A few weeks ago I published a post about the trendy Short North neighborhood in Columbus. I listed off a number of places I would have patronized had I come to spend money. This past weekend, I brought money.
Specifically, I paid money to Columbus Food Adventures to take my wife and I to some of the best Short North restaurants. Our birthdays, two weeks apart, were a good excuse to splurge and be tourists in our own city for an afternoon.
Columbus Food Adventures currently offers 11 different tours centered either around a neighborhood or culinary theme (such as a taco truck tour that sounds awesome). I chose the Short North because I wanted to do a walking tour, and the Short North is one of the best places in Columbus to walk.
We met our guide at North Market, my favorite place in Columbus. With a history going back to 1876, North Market is the place to find anything from Belgian waffles to Himalayan dumplings. It’s at once an incubator for new restaurant concepts and a destination for established local hits. If you leave hungry, it’s your fault.
Our tour began with several stops within the market, the first being Hot Chicken Takeover. As much a social enterprise as a Nashville-style chicken restaurant, Hot Chicken Takeover hires primarily people who were formerly incarcerated or homeless to serve up some killer chicken, mac and cheese, and cole slaw. Also on the menu is Miss B’s Banana Pudding: somewhere on my list of Top 10 Things Matt Has Ever Eaten. While I didn’t have the pudding that day, the chicken was the perfect way to start the tour.
After we finished our hot chicken, our guide took us back to the main floor of the market to sample some Cave Aged Cayenne Cheddar from Black Radish Creamery, savory Bavarian pretzel twists from Brezel, and the aforementioned Himalayan dumplings, or ‘momo’s, from Momo Ghar. We perused the North Market Spices shop before leaving the market for High Street.
Short North restaurants run the gamut from divey to shabby chic to just plain chic. After passing the deconstructivist Greater Columbus Convention Center, our first stop on High Street was the decidedly chic The Guild House, one of a number of Cameron Mitchell establishments in the Short North. The Guild House is exactly the kind of place I never would have stepped foot in outside of this tour. It’s expensive, and its recipes might be considered ‘bougie’ depending on your tastes (what is micro cilantro? Why not just cilantro?). Still, the chicken sweet potato hash they placed in front of us was excellent.
More my speed was the Short North Pint House, with the biergarten design and an impressive and diverse line up of draft beer on tap. This is the kind of place you could find families, groups of close friends, or tourists enjoying themselves (the Penguins were playing the Blue Jackets later that day, so there were several Pittsburgh jerseys in the mix). Our tour included generous helpings of three or four of their appetizers including beer cheese and pretzels, short rib nachos, and fries. I washed it all down with a Rhinegeist Cheetah lager, and all was right with the world.

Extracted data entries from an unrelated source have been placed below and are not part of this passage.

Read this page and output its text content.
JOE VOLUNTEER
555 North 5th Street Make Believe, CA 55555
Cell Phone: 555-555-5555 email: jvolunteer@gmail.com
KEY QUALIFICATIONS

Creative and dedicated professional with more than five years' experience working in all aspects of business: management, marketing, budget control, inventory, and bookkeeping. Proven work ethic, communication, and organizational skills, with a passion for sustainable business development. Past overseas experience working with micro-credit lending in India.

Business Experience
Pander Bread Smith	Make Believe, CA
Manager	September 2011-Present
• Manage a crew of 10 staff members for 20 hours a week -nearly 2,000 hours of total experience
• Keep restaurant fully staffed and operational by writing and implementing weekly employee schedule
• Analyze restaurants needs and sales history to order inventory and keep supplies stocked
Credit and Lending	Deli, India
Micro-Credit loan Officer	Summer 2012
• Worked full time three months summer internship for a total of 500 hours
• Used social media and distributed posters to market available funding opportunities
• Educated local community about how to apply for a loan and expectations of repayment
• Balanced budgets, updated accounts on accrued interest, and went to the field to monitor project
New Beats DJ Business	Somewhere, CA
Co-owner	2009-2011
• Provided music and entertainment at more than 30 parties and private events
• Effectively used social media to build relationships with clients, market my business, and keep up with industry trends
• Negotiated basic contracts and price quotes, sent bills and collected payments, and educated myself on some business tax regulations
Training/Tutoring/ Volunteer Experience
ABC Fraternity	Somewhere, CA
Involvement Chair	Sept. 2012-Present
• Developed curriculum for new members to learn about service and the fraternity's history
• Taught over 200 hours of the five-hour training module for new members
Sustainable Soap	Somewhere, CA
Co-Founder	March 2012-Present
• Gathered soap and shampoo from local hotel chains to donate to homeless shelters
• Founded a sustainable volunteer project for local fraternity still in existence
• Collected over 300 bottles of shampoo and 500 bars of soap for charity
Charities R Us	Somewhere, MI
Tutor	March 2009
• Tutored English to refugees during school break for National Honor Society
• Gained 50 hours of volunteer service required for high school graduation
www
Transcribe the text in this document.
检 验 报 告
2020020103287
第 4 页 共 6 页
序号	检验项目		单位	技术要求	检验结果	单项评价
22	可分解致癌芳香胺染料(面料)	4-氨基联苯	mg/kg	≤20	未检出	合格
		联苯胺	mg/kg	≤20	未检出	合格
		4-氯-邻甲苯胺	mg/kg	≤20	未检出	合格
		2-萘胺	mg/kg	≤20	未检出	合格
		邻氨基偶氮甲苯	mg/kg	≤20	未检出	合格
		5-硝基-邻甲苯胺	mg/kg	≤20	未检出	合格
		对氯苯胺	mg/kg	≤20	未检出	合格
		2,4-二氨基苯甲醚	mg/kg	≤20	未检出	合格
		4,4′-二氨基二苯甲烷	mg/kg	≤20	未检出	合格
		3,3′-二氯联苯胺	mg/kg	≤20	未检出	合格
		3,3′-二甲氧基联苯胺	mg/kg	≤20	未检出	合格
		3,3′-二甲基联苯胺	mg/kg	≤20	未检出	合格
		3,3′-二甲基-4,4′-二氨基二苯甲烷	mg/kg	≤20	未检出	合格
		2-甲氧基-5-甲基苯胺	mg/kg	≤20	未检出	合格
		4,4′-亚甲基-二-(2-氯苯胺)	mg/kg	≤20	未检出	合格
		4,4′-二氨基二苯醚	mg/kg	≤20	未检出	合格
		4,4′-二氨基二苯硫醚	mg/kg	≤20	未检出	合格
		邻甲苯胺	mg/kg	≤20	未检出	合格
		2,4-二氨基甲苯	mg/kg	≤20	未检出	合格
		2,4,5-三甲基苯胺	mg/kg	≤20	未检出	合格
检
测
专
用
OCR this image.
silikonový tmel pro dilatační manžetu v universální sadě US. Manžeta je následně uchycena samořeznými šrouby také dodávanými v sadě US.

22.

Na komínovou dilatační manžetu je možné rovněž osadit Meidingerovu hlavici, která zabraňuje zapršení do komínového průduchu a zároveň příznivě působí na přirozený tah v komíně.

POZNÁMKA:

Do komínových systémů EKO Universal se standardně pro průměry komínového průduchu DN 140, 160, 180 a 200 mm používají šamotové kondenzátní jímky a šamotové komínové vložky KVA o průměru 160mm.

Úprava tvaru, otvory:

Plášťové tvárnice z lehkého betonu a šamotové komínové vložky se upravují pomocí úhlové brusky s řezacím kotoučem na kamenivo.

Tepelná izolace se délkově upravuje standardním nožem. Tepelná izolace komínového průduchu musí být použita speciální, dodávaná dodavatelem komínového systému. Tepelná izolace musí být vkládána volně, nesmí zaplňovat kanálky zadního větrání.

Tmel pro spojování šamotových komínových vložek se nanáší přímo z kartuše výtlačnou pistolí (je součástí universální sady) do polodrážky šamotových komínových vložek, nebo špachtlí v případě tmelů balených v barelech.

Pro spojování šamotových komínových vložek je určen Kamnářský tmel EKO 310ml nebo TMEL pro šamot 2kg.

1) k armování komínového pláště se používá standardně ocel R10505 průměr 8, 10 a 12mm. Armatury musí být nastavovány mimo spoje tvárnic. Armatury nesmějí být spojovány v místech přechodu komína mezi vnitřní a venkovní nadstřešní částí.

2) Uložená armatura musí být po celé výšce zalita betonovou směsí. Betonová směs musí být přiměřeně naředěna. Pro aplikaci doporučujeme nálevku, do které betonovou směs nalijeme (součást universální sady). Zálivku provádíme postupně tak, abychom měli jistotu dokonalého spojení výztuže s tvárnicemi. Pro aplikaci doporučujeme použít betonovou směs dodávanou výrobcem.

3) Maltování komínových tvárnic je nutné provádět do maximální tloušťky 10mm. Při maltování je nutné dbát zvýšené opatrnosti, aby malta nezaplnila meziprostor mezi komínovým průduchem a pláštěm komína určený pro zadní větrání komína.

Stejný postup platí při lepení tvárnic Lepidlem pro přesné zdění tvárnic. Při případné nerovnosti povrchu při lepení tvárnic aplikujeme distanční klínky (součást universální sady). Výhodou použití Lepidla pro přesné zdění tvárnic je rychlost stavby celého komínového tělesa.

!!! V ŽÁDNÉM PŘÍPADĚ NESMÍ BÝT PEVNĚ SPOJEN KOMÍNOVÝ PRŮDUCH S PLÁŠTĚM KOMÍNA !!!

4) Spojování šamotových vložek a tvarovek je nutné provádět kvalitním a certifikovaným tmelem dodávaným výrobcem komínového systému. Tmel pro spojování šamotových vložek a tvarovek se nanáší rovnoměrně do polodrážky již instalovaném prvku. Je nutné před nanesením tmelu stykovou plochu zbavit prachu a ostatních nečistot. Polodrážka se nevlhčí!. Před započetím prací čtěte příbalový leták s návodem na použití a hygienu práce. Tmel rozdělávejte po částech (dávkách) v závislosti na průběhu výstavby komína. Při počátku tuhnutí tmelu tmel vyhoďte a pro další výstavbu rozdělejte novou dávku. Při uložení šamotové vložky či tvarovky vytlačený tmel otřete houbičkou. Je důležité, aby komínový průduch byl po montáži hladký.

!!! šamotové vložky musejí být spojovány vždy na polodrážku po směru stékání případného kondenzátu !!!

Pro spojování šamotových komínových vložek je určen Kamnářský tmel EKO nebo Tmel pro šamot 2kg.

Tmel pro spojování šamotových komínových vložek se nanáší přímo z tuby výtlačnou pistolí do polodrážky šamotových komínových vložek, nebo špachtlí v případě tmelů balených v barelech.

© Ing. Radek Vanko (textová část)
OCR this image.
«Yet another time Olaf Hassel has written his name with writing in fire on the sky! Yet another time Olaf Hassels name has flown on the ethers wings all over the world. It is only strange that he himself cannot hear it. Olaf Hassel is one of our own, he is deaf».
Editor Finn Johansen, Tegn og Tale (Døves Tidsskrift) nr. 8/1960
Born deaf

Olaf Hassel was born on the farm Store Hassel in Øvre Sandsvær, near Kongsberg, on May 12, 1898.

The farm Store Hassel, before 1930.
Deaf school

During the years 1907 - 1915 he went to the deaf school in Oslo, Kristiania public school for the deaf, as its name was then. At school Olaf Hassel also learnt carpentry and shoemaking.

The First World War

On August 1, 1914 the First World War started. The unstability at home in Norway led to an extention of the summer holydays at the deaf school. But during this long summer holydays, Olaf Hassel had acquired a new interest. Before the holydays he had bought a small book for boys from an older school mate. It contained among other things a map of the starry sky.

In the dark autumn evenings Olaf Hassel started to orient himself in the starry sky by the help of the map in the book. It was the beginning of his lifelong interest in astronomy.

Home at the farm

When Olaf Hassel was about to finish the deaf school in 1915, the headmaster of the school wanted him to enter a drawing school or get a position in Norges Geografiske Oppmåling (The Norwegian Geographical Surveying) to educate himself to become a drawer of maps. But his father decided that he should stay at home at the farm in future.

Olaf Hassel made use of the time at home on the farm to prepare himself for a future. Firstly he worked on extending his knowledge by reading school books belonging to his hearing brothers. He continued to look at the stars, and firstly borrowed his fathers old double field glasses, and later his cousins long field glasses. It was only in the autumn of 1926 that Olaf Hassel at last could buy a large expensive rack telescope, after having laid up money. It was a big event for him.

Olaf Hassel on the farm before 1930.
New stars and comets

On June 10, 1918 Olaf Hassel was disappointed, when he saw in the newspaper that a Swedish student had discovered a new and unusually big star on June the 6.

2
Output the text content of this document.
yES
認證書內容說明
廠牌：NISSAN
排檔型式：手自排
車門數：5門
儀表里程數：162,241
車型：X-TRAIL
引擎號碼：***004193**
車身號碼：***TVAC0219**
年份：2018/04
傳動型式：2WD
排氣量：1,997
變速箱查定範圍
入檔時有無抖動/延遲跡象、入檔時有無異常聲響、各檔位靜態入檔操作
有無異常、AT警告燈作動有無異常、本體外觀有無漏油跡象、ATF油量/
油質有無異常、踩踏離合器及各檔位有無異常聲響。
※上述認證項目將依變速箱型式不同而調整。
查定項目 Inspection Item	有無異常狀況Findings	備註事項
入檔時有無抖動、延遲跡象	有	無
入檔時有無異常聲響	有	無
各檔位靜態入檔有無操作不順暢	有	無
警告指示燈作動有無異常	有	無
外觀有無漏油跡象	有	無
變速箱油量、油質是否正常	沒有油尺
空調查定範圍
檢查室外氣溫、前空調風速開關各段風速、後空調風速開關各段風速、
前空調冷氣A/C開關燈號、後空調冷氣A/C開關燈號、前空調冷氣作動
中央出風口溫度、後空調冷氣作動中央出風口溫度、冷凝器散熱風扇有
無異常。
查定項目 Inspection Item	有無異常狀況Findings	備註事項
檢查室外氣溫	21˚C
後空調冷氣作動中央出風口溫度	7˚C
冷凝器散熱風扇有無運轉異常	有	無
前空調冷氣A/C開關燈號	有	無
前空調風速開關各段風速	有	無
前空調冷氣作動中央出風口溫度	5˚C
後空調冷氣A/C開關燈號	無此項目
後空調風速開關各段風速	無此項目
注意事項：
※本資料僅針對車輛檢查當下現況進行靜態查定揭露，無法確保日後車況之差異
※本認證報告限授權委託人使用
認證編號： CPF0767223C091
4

Jeni’s Splendid Ice Creams
Our final stop on our Columbus Food Adventure was for dessert at Jeni’s Splendid Ice Creams. Perhaps no place captures the entrepreneurial and local spirit of the Columbus culinary scene better than Jeni’s. Started in the North Market in 2002, Jeni’s uses primarily local sources to invent slightly edgy ice cream flavors that you wouldn’t necessarily have thought of yourself. My favorite? Brown Butter Almond Brittle, but there’s also the likes of Goat Cheese with Red Cherries, Bangkok Peanut, and Gooey Butter Cake. Invoking the tour’s spirit of trying new things, I opted for two flavors I don’t typically get: Cream Puff and Coffee with Cream and Sugar. Delightful, waffle cone chip and all.
There are now over 30 Jeni’s Splendid Ice Creams shops across the United States and they ship across the world. Honestly, it’s probably Columbus’ best export. Years ago, for a hot minute, I worked in their main kitchen filling pints and hand writing labels. They’ve moved up in the world since then.
At about $60 a pop, tours with Columbus Food Adventures are definitely in the “once in a great while” category for us. Still, we both really enjoyed our time and thought the tour was a good value. The amount of food you end up eating is probably about one and a half to two meals worth spread across three hours. Our guide was knowledgeable and shared historical context and information about the buildings and restaurants we passed. We also had the chance to speak with representatives from nearly all the stops. It’s not exactly a shocker that by slowing down and talking to people you gain a greater appreciation for a place or its products. The tour was a good reminder, and helped me gain more appreciation for my city. I already appreciated it, but now I appreciate it more.